Un journal ou plutôt une lettre d’amour, comme le photographe préfère le dire. « ABIDE est une déclaration à ma famille choisie – mes amis et mes amants qui sont devenus des parents en raison de valeurs et d’intérêts partagés. Je ressens énormément de gratitude envers eux ». À travers les corps dénudés, la banalité des situations, la calme domestique s’expriment la fragilité des êtres, l’éphémère jeunesse et la fugacité de l’instant. Mitchell Moreno cite alors cette phrase tirée de Dans la Caverne de Platon de l’essayiste Susan Sontag : « Toutes les photos sont des memento mori. Prendre une photo, c’est s’associer à la condition mortelle, vulnérable, instable d’un autre être. C’est précisément en découpant cet instant et en le fixant que toutes les photographies témoignent de l’œuvre de dissolution incessante du temps ».
Violences volontaires et propos haineux
Pour autant, Mitchell Moreno ne néglige pas la dimension militante de son projet. Il est bien conscient des questions que soulève un sujet comme celui-ci et de sa condition. « Le patriarcat hégémonique et le colonialisme sont tels que presque toute image d’un corps nu autre que celles composées par un homme blanc ou une femme blanche hétérosexuel·les est en soi une chose subversive, pense le photographe. Montrer des corps non normatifs (non binaires, non blancs, trans…) soumis au regard queer, se rapporte à des discours plus larges de pouvoir, de politique identitaire, de classe, voire de race. » Des propos sans équivoque, mais qui traduisent le sentiment légitime d’ostracisme d’une partie de la population LGBTQ+.

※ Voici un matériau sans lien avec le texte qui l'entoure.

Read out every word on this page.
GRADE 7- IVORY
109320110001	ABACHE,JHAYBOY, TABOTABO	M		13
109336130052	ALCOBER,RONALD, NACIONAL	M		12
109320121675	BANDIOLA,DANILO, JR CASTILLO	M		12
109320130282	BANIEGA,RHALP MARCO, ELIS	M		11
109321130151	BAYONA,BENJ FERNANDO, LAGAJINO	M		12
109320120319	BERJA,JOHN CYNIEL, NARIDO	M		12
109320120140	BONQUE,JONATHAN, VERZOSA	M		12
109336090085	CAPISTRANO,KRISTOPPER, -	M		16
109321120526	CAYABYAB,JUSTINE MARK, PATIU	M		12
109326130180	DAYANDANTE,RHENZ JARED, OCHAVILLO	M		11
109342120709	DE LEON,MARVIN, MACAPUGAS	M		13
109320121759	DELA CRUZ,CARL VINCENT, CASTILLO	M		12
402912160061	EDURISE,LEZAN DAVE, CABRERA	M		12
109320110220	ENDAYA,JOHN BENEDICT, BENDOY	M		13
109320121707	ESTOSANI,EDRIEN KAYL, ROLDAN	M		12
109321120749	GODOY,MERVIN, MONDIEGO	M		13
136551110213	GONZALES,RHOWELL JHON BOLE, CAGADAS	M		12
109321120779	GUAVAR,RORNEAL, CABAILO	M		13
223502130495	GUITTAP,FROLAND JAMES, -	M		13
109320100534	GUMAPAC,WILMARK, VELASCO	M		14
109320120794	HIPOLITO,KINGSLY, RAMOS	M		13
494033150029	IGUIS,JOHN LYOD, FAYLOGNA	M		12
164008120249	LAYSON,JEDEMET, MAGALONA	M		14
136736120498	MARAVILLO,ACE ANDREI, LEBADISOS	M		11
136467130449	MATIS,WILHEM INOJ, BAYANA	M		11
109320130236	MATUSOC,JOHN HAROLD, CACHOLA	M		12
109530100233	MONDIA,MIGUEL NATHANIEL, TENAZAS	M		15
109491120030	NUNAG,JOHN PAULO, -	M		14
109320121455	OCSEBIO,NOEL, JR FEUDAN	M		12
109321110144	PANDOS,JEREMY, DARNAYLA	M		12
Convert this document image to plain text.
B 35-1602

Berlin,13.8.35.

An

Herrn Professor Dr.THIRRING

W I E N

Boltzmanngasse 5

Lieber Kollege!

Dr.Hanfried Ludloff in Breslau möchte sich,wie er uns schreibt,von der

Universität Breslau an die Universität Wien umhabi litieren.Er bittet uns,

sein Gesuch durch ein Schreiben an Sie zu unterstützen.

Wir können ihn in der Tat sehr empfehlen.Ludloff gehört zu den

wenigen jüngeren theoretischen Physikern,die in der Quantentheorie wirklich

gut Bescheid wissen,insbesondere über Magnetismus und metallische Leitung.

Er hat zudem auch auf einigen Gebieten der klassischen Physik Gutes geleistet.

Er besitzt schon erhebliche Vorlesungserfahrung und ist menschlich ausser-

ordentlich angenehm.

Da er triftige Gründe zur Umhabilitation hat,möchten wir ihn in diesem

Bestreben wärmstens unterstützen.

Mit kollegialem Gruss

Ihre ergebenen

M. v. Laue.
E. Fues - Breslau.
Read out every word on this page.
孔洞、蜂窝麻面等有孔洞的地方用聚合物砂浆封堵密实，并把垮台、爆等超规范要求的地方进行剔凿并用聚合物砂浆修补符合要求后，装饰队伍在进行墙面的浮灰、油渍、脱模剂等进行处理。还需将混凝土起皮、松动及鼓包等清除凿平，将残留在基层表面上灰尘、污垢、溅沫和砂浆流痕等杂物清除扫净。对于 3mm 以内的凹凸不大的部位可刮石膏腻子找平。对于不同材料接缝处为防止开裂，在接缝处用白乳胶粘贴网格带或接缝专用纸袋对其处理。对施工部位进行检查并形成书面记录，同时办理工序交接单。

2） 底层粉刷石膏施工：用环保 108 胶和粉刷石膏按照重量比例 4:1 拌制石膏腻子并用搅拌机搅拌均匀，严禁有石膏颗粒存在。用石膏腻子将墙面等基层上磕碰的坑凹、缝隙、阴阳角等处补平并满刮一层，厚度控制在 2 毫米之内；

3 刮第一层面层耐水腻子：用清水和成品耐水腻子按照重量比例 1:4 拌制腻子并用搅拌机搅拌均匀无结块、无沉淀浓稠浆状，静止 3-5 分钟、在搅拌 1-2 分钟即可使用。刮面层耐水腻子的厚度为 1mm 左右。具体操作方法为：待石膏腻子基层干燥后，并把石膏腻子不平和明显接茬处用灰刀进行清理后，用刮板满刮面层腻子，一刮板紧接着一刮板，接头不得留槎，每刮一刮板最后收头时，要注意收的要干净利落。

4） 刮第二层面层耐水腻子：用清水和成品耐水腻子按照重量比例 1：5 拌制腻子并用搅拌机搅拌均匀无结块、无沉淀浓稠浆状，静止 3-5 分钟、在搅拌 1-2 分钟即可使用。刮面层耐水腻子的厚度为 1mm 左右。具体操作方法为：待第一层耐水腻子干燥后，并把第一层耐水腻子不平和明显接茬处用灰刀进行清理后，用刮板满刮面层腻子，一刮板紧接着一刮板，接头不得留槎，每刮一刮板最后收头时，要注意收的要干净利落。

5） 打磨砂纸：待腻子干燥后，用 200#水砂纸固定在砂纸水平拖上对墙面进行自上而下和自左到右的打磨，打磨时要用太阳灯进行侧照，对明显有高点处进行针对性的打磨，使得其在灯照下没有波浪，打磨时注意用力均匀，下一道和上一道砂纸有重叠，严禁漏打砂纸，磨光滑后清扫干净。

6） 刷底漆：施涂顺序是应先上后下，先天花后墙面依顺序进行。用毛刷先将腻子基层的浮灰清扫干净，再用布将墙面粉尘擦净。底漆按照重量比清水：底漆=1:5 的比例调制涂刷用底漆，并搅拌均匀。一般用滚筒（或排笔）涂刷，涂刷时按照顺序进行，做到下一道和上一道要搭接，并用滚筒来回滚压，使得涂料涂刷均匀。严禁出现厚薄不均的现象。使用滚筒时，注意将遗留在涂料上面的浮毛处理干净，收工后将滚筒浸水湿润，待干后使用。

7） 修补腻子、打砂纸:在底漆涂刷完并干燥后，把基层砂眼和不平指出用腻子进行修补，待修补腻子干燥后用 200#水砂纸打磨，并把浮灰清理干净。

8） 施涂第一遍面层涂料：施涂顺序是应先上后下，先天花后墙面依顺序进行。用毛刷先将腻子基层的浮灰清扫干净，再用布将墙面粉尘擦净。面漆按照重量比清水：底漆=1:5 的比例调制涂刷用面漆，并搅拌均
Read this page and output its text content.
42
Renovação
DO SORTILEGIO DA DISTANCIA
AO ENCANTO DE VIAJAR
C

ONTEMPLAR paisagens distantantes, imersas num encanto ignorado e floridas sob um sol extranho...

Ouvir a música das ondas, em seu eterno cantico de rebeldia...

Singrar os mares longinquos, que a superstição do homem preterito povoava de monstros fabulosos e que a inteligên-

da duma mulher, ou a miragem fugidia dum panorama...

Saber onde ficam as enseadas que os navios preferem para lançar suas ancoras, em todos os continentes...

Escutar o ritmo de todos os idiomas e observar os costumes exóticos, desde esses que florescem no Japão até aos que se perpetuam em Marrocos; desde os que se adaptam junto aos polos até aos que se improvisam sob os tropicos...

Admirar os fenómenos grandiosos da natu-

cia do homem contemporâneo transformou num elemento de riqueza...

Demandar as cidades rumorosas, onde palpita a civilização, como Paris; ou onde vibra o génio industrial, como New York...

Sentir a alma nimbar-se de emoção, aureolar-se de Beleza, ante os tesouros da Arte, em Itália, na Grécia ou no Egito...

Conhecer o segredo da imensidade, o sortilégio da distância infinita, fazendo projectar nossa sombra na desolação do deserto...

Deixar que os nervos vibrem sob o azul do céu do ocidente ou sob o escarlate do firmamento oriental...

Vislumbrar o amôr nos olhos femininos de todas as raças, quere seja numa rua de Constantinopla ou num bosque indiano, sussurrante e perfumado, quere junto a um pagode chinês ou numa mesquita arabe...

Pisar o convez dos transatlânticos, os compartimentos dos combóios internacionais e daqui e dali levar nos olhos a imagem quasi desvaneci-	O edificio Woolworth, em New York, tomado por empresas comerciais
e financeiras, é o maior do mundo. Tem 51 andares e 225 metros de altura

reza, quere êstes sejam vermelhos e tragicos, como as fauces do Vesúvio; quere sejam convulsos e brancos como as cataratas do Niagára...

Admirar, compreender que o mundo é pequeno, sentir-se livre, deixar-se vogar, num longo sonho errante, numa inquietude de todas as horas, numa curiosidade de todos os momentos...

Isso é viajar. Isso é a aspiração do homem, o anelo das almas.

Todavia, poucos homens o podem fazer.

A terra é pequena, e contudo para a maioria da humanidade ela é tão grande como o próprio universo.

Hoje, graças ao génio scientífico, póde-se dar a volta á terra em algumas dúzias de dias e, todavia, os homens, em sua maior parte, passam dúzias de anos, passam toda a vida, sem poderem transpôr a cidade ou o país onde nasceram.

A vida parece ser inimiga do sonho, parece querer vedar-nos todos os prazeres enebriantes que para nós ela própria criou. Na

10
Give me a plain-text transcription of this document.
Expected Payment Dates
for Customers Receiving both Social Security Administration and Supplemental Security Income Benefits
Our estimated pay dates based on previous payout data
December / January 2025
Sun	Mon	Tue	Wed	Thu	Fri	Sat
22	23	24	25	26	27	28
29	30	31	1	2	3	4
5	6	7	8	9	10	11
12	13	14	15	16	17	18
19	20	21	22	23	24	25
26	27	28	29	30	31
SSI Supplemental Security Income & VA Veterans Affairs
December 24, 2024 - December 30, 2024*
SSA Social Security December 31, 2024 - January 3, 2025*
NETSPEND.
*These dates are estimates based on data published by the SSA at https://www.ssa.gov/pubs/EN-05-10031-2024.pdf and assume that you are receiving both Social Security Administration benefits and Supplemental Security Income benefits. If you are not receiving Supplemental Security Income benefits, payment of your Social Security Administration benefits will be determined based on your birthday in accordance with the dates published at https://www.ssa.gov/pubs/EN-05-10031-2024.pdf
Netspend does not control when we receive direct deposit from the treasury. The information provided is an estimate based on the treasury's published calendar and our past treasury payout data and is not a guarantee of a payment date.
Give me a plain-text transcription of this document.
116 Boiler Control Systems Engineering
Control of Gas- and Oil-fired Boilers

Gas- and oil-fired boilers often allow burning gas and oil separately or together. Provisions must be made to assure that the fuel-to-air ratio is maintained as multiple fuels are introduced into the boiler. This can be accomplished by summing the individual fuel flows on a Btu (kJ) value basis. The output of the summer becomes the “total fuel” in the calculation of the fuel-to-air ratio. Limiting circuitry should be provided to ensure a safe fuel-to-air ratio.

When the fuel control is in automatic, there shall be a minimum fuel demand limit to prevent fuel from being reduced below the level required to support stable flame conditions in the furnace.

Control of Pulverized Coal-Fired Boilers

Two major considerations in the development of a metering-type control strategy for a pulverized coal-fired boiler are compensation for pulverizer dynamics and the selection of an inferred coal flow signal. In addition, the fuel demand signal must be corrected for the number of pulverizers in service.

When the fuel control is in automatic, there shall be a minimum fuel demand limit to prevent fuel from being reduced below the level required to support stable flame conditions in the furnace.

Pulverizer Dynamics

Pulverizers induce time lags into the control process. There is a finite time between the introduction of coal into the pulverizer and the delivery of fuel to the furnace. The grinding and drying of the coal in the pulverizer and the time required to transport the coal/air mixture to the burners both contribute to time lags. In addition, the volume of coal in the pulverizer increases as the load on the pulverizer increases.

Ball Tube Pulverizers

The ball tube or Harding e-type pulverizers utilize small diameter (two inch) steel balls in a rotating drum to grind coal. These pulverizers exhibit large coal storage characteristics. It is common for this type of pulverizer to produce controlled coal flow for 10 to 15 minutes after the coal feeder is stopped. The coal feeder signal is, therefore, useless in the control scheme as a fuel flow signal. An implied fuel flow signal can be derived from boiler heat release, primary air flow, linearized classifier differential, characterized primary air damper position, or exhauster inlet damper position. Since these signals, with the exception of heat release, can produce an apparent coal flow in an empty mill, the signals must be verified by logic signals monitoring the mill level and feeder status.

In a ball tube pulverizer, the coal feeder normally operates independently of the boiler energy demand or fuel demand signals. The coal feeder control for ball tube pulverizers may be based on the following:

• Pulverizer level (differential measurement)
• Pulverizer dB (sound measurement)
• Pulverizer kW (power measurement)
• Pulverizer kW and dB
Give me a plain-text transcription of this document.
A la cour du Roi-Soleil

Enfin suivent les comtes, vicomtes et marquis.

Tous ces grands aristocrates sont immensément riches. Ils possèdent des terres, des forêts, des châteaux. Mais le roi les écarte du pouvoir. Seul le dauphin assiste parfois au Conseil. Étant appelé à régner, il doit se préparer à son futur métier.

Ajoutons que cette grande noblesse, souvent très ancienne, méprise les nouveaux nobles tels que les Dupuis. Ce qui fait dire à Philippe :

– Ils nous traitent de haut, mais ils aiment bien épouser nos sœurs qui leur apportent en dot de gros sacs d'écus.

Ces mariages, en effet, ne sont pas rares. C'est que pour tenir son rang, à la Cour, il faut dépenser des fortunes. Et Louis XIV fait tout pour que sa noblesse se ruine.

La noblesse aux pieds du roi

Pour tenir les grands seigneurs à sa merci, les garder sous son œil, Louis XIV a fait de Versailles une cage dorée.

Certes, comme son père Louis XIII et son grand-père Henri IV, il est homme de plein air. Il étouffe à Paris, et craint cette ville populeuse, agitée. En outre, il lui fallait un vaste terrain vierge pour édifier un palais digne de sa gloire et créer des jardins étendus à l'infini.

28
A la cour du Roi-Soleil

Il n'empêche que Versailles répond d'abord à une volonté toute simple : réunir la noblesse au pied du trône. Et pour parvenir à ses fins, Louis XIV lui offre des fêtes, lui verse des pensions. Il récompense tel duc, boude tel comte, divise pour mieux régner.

Comment ne pas le comprendre ? Les violences volontaires et insanités haineuses dirigées contre cette communauté sont fréquentes et n’épargnent aucun pays. La visibilité croissante offerte aux LGBTQ+ grâce à leurs combats et les réseaux sociaux a sans doute permis de révéler ces faits, mais elle contribue à la stigmatisation et favorise la dénonciation de ses membres. Dans les régions occidentales, la plupart condamnent fermement ces crimes. Cependant, on ne compte plus les brimades, les agressions, les tortures, les viols, voire les tueries de masse, à l’encontre de la communauté. Des actions répugnantes qui ne sont pas sans rappeler les heures les plus sombres de l’histoire. Pourtant, les victimes de ces attaques ne demandent pas plus qu’exister, sans le jugement des autres. Ni plus ni moins.